Laser light sources are also suitable, e.g. excimer laser. It is
also possible to use laser in the visible range.
[0184] The radiation sensitive compositions according to the
invention are used, for example, as negative resists that have very
high photosensitivity and that can be developed in an aqueous
alkaline medium without swelling. They are suitable as photoresists
for electronics, such as galvanoresists, etch resists, and in
liquid and dry films, solder resists, as resists in the production
of color filters for any type of screen, or to form structures in
the manufacture of plasma displays and electroluminescent displays,
in the manufacture of printing plates, e.g. offset printing plates,
in the manufacture of printing molds for letterpress printing,
flatbed printing, intaglio printing, flexo printing or
screen-printing molds, the production of relief copies, e.g. for
the production of texts in braille, for the production of stamps,
for use in the etching of moldings or for use as a microresist in
the manufacture of integrated switching circuits. The compositions
can also be used as photostructurable dielectrics, for
encapsulating materials or as an insulating coating in the
manufacture of computer chips, printed circuits and other
electrical or electronic components. The possible layer supports
and processing conditions for the coated substrates vary
accordingly.
[0185] The compositions according to the invention are also used in
the manufacture of single or multi layer materials for image
recording or image reproduction (copies, reprography), which may be
monochromatic or polychromatic. Included therein are materials for
holographic storage of information, e.g. for holographic images or
3-dimensional holographic data storage. Such materials can also be
used in color test systems. In that technology it is also possible
to use formulations that comprise microcapsules and, to produce the
image, a thermal step can be carried out after the exposure step.

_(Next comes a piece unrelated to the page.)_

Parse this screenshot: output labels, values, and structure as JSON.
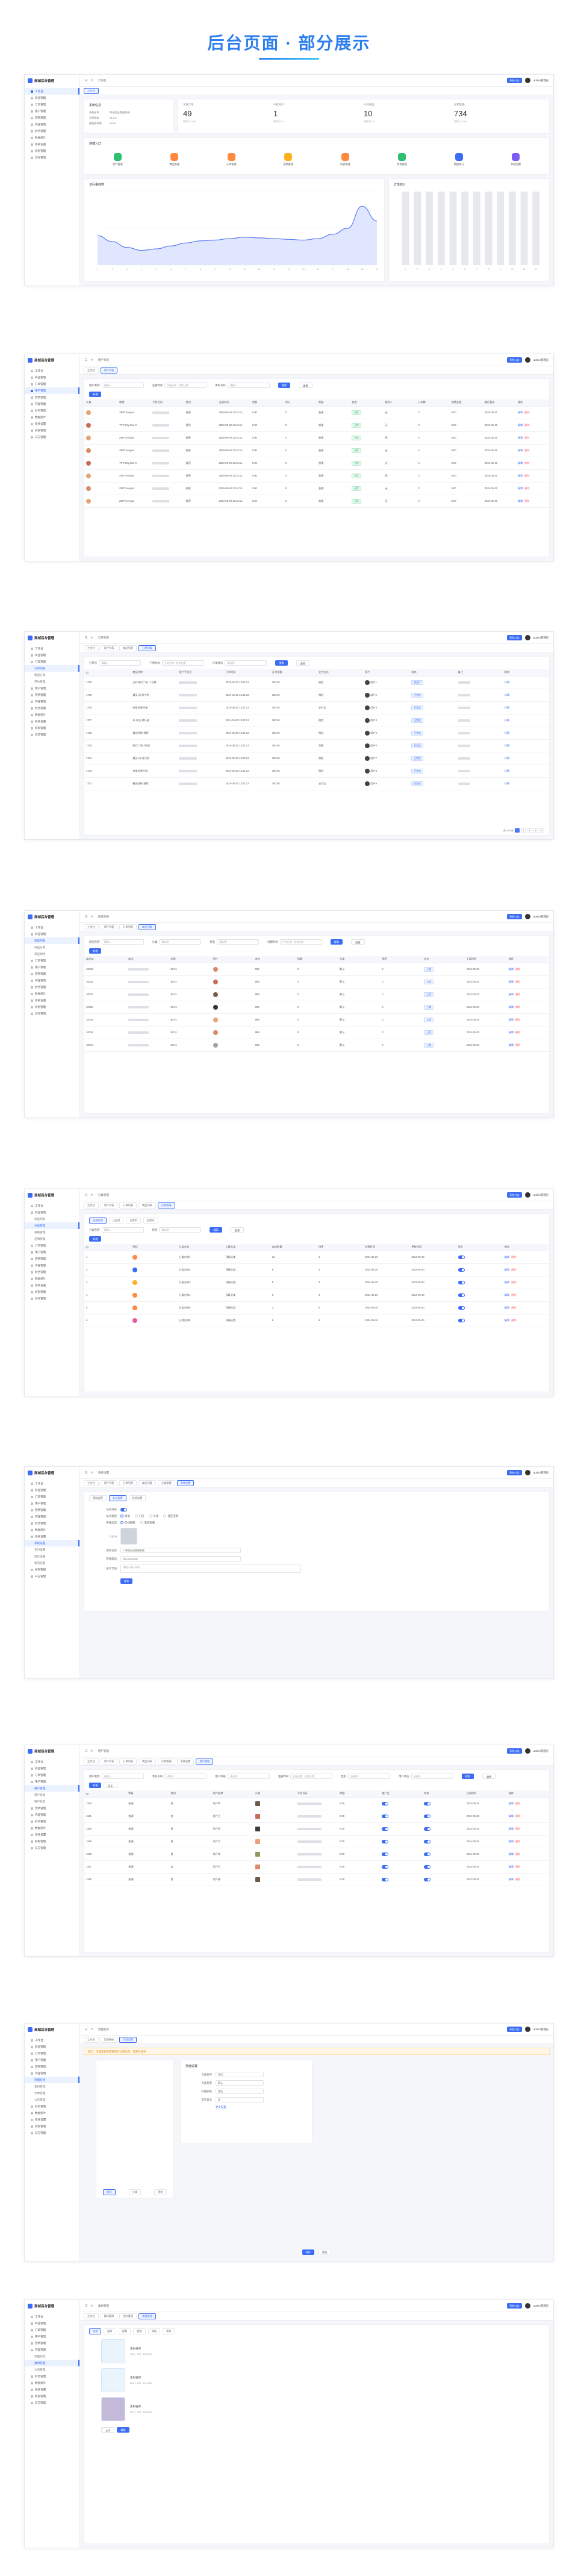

Such systems and technologies and their use are described, e.g., in
U.S. Pat. No. 5,376,459.
[0186] For photographic recordings of information there are used,
for example, films of polyester, cellulose acetate or
plastics-coated papers; for offset printing molds there is used
specially treated aluminum; for the production of printed circuits
there are used copper coated laminates; and for the production of
integrated switching circuits there are used silicon wafers. The
layer thicknesses for photographic materials and offset printing
molds are generally from about 0.5 .mu.m to 10 .mu.m, and for
printed circuits from 1.0 .mu.m to about 100 .mu.m.
[0187] The invention relates also to the use of the present
compositions in the manufacture of surface coating compositions,
printing inks, printing plates, dental compounds, stereolithography
resins, adhesives, anti-adhesive coatings, color filters, resist
materials or image recording materials.
[0188] The invention relates also to a coated substrate that is
coated on at least one surface with a composition according to the
invention, and to a method for the production of relief images
wherein a composition according to the invention is applied to a
substrate and is then exposed image wise.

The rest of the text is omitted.